How to Configure Sets

You can't completely disable Sets in the current Redstone 5 builds, but you can configure how Sets works. To find this feature's settings, head to Settings > System > Multitasking and scroll down to the "Sets" section.

The "Apps and websites automatically open in a new" option controls where apps and websites you open appear. By  default, it's set to "Tab," but you can select "Window" if you prefer.

The "Pressing Alt+Tab shows the most recently used" option lets you control how the Alt+Tab switcher works. By default, Alt+Tab now shows both tabs and windows, allowing you to easily switch between tabs. If you prefer the old behavior, you can select "Windows Only" instead of "Windows and Tabs" here.

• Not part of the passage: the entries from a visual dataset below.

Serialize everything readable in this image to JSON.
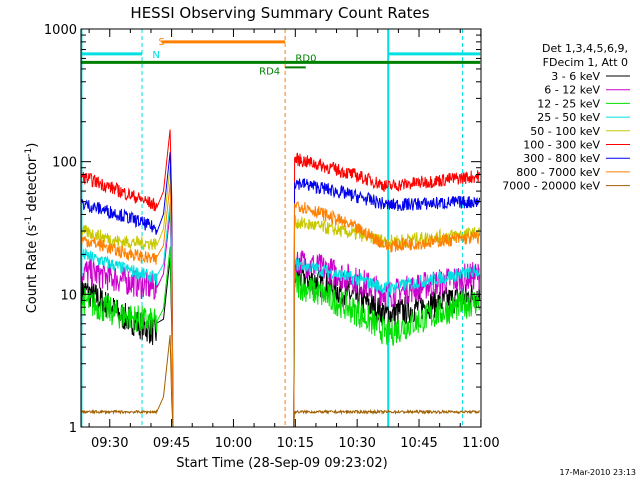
{
  "chart_data": {
    "type": "line",
    "title": "HESSI Observing Summary Count Rates",
    "xlabel": "Start Time (28-Sep-09 09:23:02)",
    "ylabel_main": "Count Rate (s",
    "ylabel_sup1": "-1",
    "ylabel_mid": " detector",
    "ylabel_sup2": "-1",
    "ylabel_end": ")",
    "yscale": "log",
    "ylim": [
      1,
      1000
    ],
    "xlim_minutes": [
      0,
      97
    ],
    "x_ticks": [
      {
        "label": "09:30",
        "minute": 6.97
      },
      {
        "label": "09:45",
        "minute": 21.97
      },
      {
        "label": "10:00",
        "minute": 36.97
      },
      {
        "label": "10:15",
        "minute": 51.97
      },
      {
        "label": "10:30",
        "minute": 66.97
      },
      {
        "label": "10:45",
        "minute": 81.97
      },
      {
        "label": "11:00",
        "minute": 96.97
      }
    ],
    "y_ticks": [
      {
        "label": "1",
        "value": 1
      },
      {
        "label": "10",
        "value": 10
      },
      {
        "label": "100",
        "value": 100
      },
      {
        "label": "1000",
        "value": 1000
      }
    ],
    "legend_header": [
      "Det 1,3,4,5,6,9,",
      "FDecim 1, Att 0"
    ],
    "series": [
      {
        "name": "3 - 6 keV",
        "color": "#000000",
        "pre": [
          11,
          7,
          5
        ],
        "post": [
          14,
          7,
          10
        ]
      },
      {
        "name": "6 - 12 keV",
        "color": "#cc00cc",
        "pre": [
          15,
          13,
          11
        ],
        "post": [
          18,
          10,
          14
        ]
      },
      {
        "name": "12 - 25 keV",
        "color": "#00e000",
        "pre": [
          9,
          7,
          6
        ],
        "post": [
          12,
          5,
          9
        ]
      },
      {
        "name": "25 - 50 keV",
        "color": "#00e0e0",
        "pre": [
          20,
          16,
          13
        ],
        "post": [
          17,
          11,
          15
        ]
      },
      {
        "name": "50 - 100 keV",
        "color": "#c8c800",
        "pre": [
          30,
          25,
          24
        ],
        "post": [
          35,
          25,
          29
        ]
      },
      {
        "name": "100 - 300 keV",
        "color": "#ff0000",
        "pre": [
          77,
          60,
          46
        ],
        "post": [
          105,
          65,
          78
        ]
      },
      {
        "name": "300 - 800 keV",
        "color": "#0000ee",
        "pre": [
          48,
          40,
          31
        ],
        "post": [
          70,
          47,
          50
        ]
      },
      {
        "name": "800 - 7000 keV",
        "color": "#ff8000",
        "pre": [
          26,
          21,
          18
        ],
        "post": [
          48,
          23,
          27
        ]
      },
      {
        "name": "7000 - 20000 keV",
        "color": "#a06000",
        "pre": [
          1.3,
          1.3,
          1.3
        ],
        "post": [
          1.3,
          1.3,
          1.3
        ]
      }
    ],
    "annotations": [
      {
        "label": "S",
        "color": "#ff8000"
      },
      {
        "label": "N",
        "color": "#00e0e0"
      },
      {
        "label": "RD0",
        "color": "#008000"
      },
      {
        "label": "RD4",
        "color": "#008000"
      }
    ],
    "flag_bars": [
      {
        "name": "SAA",
        "color": "#ff8000",
        "value": 800
      },
      {
        "name": "night",
        "color": "#00e0e0",
        "value": 650
      },
      {
        "name": "decimation",
        "color": "#008000",
        "value": 560
      }
    ],
    "footer_date": "17-Mar-2010 23:13"
  }
}
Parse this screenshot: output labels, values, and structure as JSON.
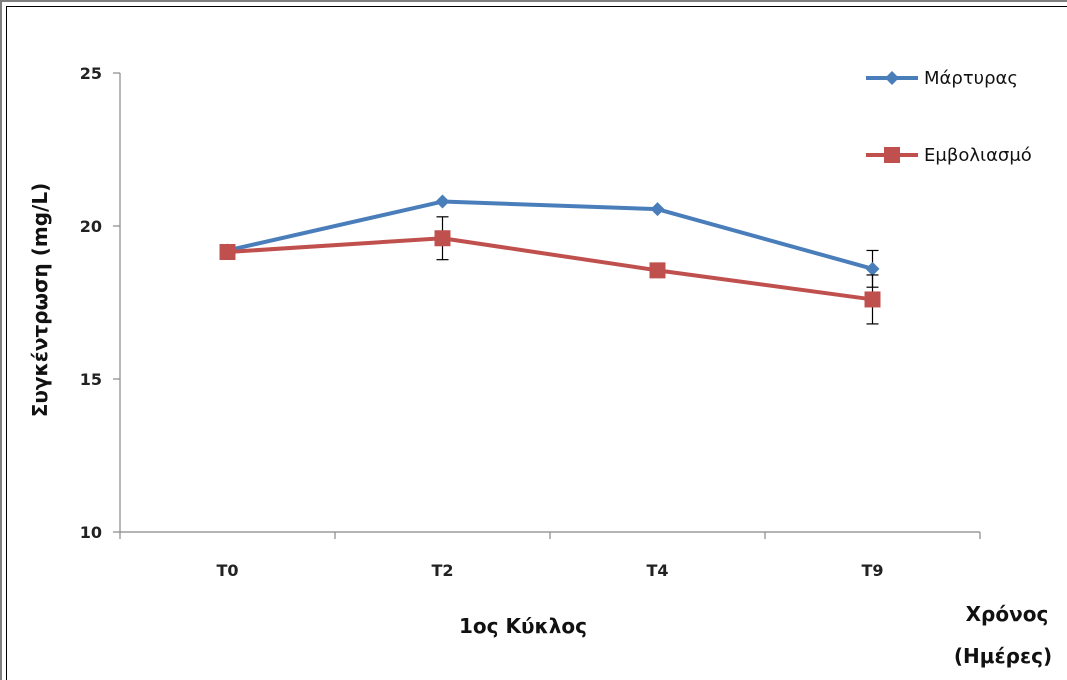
{
  "chart_data": {
    "type": "line",
    "categories": [
      "T0",
      "T2",
      "T4",
      "T9"
    ],
    "series": [
      {
        "name": "Μάρτυρας",
        "values": [
          19.2,
          20.8,
          20.55,
          18.6
        ],
        "color": "#4a7ebb",
        "marker": "diamond",
        "error": [
          null,
          null,
          null,
          0.6
        ]
      },
      {
        "name": "Εμβολιασμό",
        "values": [
          19.15,
          19.6,
          18.55,
          17.6
        ],
        "color": "#c0504d",
        "marker": "square",
        "error": [
          null,
          0.7,
          null,
          0.8
        ]
      }
    ],
    "ylim": [
      10,
      25
    ],
    "yticks": [
      10,
      15,
      20,
      25
    ],
    "ylabel": "Συγκέντρωση (mg/L)",
    "xlabel": "1ος Κύκλος",
    "xlabel_right_line1": "Χρόνος",
    "xlabel_right_line2": "(Ημέρες)",
    "legend_position": "top-right",
    "grid": false
  }
}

There's also a "Apps added to this list can't be included in sets of tabs" option. This effectively lets you disable Sets for a specific app. To disable Sets tabs for an app, click "Add an App" and choose the app from the list.

For example, if you add "File Explorer" to this list, the Sets tab will vanish from File Explorer's title bar and you won't be able to create File Explorer tabs anymore. This will be useful if you don't want to use Sets tabs for a specific application, or if Sets causes problems with an application.

The Sets feature will likely change further during the development process, but it already works very well. It was originally being tested in the Redstone 4 preview builds, but it was removed and didn't appear in the stable April 2018 Update. Microsoft is now working on it again as part of Redstone 5.